D’un côté, les gouvernements européens adoptent des plans climat plus ou moins ambitieux. De l’autre, les publicités pour des produits et services fortement émetteurs de gaz à effet de serre s’étalent dans nos journaux et sur nos écrans. Elles nous incitent à acheter une voiture neuve ou à nous évader en avion pour un week-end. C’est pourtant simple : il est urgent de bannir ces pubs, ou à tout le moins les plus pernicieuses d’entre elles. Utopie ? Non, il ne s’agit que de cohérence.
Décarboner l’économie, c’est, entre autres, se détourner des SUV et prendre moins souvent l’avion. Comment peut-on espérer atteindre les objectifs de réduction d’émission affichés pour 2030 ou 2050 si des trésors d’ingéniosité publicitaire peuvent simultanément être déployés à longueur d’année pour nous convaincre d’agir en sens contraire ?
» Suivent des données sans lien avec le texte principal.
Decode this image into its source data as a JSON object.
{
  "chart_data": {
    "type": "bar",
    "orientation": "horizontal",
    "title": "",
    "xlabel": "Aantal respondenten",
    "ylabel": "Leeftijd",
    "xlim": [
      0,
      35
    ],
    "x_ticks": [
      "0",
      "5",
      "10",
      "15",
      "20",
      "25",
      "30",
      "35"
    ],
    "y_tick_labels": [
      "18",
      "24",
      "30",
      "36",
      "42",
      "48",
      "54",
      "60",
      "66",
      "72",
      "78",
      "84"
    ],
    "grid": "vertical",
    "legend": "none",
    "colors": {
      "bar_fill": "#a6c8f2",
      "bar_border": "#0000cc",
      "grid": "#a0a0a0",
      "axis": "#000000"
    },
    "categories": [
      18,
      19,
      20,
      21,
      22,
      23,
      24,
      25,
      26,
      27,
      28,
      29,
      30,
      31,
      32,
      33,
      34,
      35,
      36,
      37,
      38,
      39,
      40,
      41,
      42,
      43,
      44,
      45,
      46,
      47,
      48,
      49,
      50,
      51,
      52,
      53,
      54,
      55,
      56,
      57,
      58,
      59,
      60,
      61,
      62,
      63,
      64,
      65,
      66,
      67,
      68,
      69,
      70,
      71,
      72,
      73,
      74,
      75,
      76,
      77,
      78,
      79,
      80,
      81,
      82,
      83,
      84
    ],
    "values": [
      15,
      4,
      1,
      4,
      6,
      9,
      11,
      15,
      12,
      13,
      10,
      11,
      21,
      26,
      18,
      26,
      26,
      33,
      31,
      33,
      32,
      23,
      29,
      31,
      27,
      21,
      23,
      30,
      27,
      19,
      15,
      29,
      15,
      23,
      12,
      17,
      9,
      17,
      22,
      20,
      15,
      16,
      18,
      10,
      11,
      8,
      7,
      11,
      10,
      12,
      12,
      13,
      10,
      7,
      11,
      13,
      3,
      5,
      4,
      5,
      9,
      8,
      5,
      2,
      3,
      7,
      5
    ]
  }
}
Si l’on compare ce qui se passe aujourd’hui pour la crise climatique avec ce qui s’est passé il y a quelques décennies pour le tabac, nous sommes bel et bien à un moment-charnière. Il avait alors fallu démasquer l’obstruction pratiquée par les cigarettiers, qui semaient activement le doute sur le lien entre inhalation de la fumée de leurs produits et cancer du poumon, pour que la publicité pour ces produits soit enfin interdite un peu partout. Aujourd’hui, comme le montre de manière éclatante le procès en cours à New York contre Exxon, nous assistons à un basculement comparable dans la prise de conscience du rôle des entreprises de combustibles fossiles et de celles dont le modèle d’affaires repose sur la combustion de leurs produits. Utilisant les mêmes techniques, le complexe thermo-industriel a lui aussi activement entretenu depuis les années 1970 le doute sur le lien entre CO2 et réchauffement, comme l’ont démontré Naomi Oreskes et Erik Conway dans Merchants of Doubt.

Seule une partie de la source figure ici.